The longer-term outlook is also declining. Based on the ridership models MassDOT produced, O’Hara told the T’s oversight board that fare revenues could drop another $114 million to $271 million below the existing expectations for fiscal year 2022, amounts that could increase the agency’s deficit by half or more.
“In the past, the T has weathered significant challenges to its operating and capital budgets, but never one of this magnitude,” MBTA General Manager Steve Poftak said in a video to riders the T tweeted Monday.
Gov. Charlie Baker’s revised FY21 state budget would direct about $59 million more to the T than transit officials expected, so that could help solve this year’s shortfall.

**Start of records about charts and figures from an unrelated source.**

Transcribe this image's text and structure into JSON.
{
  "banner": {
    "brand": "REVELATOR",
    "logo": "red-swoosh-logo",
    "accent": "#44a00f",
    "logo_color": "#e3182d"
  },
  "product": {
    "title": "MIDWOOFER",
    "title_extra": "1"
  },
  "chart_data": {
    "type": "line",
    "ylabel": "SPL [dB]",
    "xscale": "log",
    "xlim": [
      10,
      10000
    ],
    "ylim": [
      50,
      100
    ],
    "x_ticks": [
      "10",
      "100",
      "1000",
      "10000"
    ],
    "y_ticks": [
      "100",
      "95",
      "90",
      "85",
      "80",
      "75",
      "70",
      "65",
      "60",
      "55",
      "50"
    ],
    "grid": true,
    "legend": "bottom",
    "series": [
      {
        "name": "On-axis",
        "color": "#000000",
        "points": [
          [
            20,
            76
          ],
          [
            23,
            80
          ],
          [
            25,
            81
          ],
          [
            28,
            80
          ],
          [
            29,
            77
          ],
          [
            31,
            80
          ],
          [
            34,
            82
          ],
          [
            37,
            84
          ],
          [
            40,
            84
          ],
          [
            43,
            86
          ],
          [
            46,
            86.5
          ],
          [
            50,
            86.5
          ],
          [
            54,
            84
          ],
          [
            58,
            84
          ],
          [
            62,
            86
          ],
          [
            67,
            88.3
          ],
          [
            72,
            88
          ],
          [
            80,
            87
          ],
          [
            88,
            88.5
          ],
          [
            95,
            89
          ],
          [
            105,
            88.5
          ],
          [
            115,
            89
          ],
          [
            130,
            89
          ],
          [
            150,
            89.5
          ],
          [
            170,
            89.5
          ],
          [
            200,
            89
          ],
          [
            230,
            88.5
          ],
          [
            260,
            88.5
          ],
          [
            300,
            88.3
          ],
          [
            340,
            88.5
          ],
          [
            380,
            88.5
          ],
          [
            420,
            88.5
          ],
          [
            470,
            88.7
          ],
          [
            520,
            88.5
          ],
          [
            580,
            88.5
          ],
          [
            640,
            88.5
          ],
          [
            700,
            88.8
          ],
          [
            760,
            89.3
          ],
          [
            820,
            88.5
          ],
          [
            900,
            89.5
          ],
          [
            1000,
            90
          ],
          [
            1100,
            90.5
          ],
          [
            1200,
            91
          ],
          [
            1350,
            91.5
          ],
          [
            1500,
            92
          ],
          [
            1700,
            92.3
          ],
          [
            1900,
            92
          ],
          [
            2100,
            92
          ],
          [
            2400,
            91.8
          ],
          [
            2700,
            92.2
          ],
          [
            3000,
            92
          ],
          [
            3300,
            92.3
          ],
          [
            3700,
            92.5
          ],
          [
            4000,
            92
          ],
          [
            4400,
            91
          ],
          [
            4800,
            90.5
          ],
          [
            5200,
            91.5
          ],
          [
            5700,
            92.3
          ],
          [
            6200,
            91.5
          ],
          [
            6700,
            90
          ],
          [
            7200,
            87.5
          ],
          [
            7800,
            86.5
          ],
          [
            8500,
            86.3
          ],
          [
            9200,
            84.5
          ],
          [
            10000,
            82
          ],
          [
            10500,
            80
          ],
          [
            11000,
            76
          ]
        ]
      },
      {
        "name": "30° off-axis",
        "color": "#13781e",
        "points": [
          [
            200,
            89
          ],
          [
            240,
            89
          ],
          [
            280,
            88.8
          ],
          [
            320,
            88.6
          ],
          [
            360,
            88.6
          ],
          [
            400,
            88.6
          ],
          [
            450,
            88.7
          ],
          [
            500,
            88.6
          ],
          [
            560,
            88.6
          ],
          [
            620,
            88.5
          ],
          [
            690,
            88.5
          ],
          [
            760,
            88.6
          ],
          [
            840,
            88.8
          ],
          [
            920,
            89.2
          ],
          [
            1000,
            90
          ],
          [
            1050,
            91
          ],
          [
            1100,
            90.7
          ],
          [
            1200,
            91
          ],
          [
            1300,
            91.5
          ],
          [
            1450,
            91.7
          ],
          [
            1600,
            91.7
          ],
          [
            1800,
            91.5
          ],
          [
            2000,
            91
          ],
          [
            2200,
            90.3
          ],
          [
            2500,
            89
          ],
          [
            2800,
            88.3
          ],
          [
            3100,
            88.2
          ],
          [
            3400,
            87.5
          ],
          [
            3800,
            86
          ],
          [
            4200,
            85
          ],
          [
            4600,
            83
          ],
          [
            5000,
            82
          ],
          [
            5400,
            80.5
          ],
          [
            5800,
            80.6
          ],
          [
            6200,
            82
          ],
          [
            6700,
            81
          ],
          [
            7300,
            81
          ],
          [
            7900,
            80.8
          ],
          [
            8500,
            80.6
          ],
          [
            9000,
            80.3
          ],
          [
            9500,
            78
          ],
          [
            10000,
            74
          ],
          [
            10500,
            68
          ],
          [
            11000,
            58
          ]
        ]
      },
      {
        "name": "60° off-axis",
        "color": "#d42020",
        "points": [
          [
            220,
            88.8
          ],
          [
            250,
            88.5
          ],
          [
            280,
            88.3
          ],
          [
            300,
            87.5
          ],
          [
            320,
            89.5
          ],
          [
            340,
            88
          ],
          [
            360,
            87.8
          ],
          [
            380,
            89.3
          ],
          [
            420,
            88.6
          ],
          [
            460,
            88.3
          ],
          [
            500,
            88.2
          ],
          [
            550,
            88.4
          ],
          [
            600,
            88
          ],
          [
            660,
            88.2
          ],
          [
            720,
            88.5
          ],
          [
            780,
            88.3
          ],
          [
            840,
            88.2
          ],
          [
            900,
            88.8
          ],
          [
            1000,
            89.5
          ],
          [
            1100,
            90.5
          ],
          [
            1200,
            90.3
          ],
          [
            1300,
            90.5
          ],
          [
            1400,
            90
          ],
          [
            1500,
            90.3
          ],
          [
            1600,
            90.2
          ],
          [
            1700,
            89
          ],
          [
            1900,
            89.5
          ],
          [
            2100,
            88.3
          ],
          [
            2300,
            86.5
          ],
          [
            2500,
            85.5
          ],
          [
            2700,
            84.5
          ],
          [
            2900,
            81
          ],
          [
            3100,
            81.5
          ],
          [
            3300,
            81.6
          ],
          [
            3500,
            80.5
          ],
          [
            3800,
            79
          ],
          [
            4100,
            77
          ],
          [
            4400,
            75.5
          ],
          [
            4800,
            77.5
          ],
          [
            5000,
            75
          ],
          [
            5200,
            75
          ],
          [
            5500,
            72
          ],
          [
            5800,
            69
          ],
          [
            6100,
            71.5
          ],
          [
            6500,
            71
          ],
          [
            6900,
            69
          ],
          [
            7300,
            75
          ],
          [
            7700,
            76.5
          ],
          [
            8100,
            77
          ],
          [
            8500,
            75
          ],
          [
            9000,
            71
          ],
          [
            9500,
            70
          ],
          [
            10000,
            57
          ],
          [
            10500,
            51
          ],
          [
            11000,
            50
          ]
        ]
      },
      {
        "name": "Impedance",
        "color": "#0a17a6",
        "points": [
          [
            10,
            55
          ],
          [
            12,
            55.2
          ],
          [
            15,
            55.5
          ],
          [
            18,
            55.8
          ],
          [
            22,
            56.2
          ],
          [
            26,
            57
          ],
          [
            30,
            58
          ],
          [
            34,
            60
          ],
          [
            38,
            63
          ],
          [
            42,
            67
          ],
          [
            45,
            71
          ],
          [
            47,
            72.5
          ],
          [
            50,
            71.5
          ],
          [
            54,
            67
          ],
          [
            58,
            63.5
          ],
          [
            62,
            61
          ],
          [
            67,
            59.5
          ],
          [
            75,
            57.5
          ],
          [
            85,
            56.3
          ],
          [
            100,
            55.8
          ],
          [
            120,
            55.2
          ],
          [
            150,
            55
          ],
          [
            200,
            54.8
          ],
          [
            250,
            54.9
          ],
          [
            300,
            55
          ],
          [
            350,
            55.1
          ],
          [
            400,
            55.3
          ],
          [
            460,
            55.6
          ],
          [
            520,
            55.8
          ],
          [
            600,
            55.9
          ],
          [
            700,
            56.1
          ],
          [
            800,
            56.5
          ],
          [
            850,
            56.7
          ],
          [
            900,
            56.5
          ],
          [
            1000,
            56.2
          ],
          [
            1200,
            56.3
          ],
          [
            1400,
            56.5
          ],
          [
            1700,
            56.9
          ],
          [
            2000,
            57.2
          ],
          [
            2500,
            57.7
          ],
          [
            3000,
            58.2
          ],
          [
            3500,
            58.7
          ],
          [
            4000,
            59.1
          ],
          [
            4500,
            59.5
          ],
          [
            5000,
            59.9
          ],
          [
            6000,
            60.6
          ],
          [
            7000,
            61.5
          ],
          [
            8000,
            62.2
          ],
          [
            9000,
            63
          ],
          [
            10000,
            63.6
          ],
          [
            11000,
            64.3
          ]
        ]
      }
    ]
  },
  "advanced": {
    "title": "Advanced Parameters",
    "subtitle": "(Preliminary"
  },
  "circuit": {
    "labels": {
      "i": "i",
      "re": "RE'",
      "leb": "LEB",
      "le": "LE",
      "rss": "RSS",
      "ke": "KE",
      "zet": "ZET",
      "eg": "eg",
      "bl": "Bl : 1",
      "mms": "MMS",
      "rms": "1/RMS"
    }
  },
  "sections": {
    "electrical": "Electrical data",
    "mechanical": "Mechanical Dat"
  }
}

O’Hara said the organization can also address the gap by reallocating about $80 million in federal formula funding.
Both solutions, though, cut into the resources available for the next fiscal year, when the T expects it could face a massive deficit anywhere from $308 million to $577 million, leaving more of a gap that will need to be filled with outside aid, service cuts or fare hikes.
“While there is much that we do not know -- the timing of a vaccine, when riders will return, and what our new normal will be -- we cannot balance the budget without making difficult tradeoff decisions,” Poftak said.
Poftak has joined other transit agency heads in calling for another round of federal emergency aid, even as negotiations over another stimulus bill have sputtered.
Local elected officials have been vocal about the damage that MBTA service cuts would inflict, and a coalition wants state lawmakers to step in and revive transportation-related taxes to help stave off the damage.
Despite those pleas, Beacon Hill has been virtually silent since legislative leaders agreed nearly three months ago to extend formal lawmaking sessions beyond their traditional July 31 expiration.
MBTA staff plan to present a menu of options in November for whittling down bus, train and ferry service, aiming to shave about $150 million from spending on those services, and the Fiscal and Management Control Board will vote on a package in December. The T budgeted about $1.2 billion for transit services in FY21.
Fare hikes and additional layoffs are also on the table as future steps, but have not been outlined as part of the same service-cut package.